A: Yes, you can use the distributive property with fractions. For example:

• 1/2(3 + 4) = 1/2(3) + 1/2(4) = 3/2 + 2 = 7/2
• 3/4(x + 2) = 3/4x + 3/2

Q: Can I use the distributive property with decimals?

A: Yes, you can use the distributive property with decimals. For example:

• 2.5(3 + 4) = 2.5(3) + 2.5(4) = 7.5 + 10 = 17.5
• 0.5(x - 2) = 0.5x - 1

Q: Can I use the distributive property with variables?

A: Yes, you can use the distributive property with variables. For example:

• 2(x + 3) = 2x + 6
• 3(y - 2) = 3y - 6

Q: What are some common mistakes to avoid when applying the distributive property?

A: Here are some common mistakes to avoid when applying the distributive property:

• Not distributing the factor to each term inside the parentheses.
• Not combining the results of the distribution.
• Using the distributive property incorrectly.
• Not using the distributive property when it is applicable.
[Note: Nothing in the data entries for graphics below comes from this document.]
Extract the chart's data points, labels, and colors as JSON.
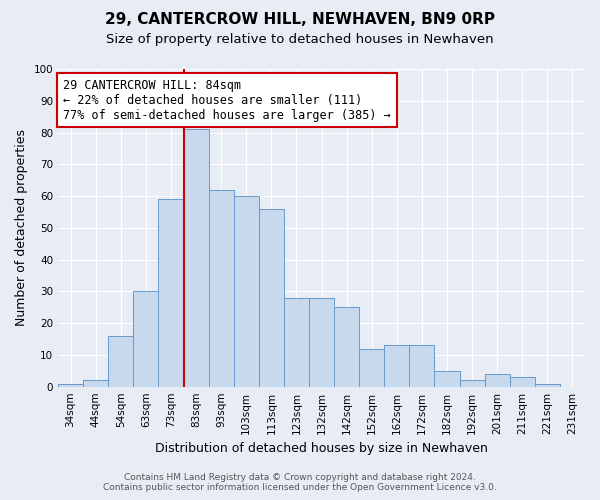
{
  "title": "29, CANTERCROW HILL, NEWHAVEN, BN9 0RP",
  "subtitle": "Size of property relative to detached houses in Newhaven",
  "xlabel": "Distribution of detached houses by size in Newhaven",
  "ylabel": "Number of detached properties",
  "footnote1": "Contains HM Land Registry data © Crown copyright and database right 2024.",
  "footnote2": "Contains public sector information licensed under the Open Government Licence v3.0.",
  "categories": [
    "34sqm",
    "44sqm",
    "54sqm",
    "63sqm",
    "73sqm",
    "83sqm",
    "93sqm",
    "103sqm",
    "113sqm",
    "123sqm",
    "132sqm",
    "142sqm",
    "152sqm",
    "162sqm",
    "172sqm",
    "182sqm",
    "192sqm",
    "201sqm",
    "211sqm",
    "221sqm",
    "231sqm"
  ],
  "values": [
    1,
    2,
    16,
    30,
    59,
    81,
    62,
    60,
    56,
    28,
    28,
    25,
    12,
    13,
    13,
    5,
    2,
    4,
    3,
    1,
    0
  ],
  "bar_color": "#c8d9ee",
  "bar_edge_color": "#6699cc",
  "highlight_bar_index": 5,
  "vline_color": "#cc0000",
  "annotation_text": "29 CANTERCROW HILL: 84sqm\n← 22% of detached houses are smaller (111)\n77% of semi-detached houses are larger (385) →",
  "annotation_box_color": "#cc0000",
  "ylim": [
    0,
    100
  ],
  "yticks": [
    0,
    10,
    20,
    30,
    40,
    50,
    60,
    70,
    80,
    90,
    100
  ],
  "background_color": "#e8edf5",
  "plot_bg_color": "#e8edf5",
  "grid_color": "#ffffff",
  "title_fontsize": 11,
  "subtitle_fontsize": 9.5,
  "ylabel_fontsize": 9,
  "xlabel_fontsize": 9,
  "tick_fontsize": 7.5,
  "annotation_fontsize": 8.5,
  "footnote_fontsize": 6.5
}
Q: How can I practice the distributive property?

A: Here are some ways to practice the distributive property:

• Use online resources such as Khan Academy or Mathway to practice the distributive property.
• Work with a tutor or teacher to practice the distributive property.
• Use worksheets or practice problems to practice the distributive property.
• Apply the distributive property to real-world problems.

Conclusion

In conclusion, the distributive property is a fundamental concept in mathematics that can be confusing for many students. By understanding the distributive property and applying it correctly, you can solve a wide range of mathematical problems and make informed decisions in various fields. Remember to practice the distributive property regularly to become proficient in this concept.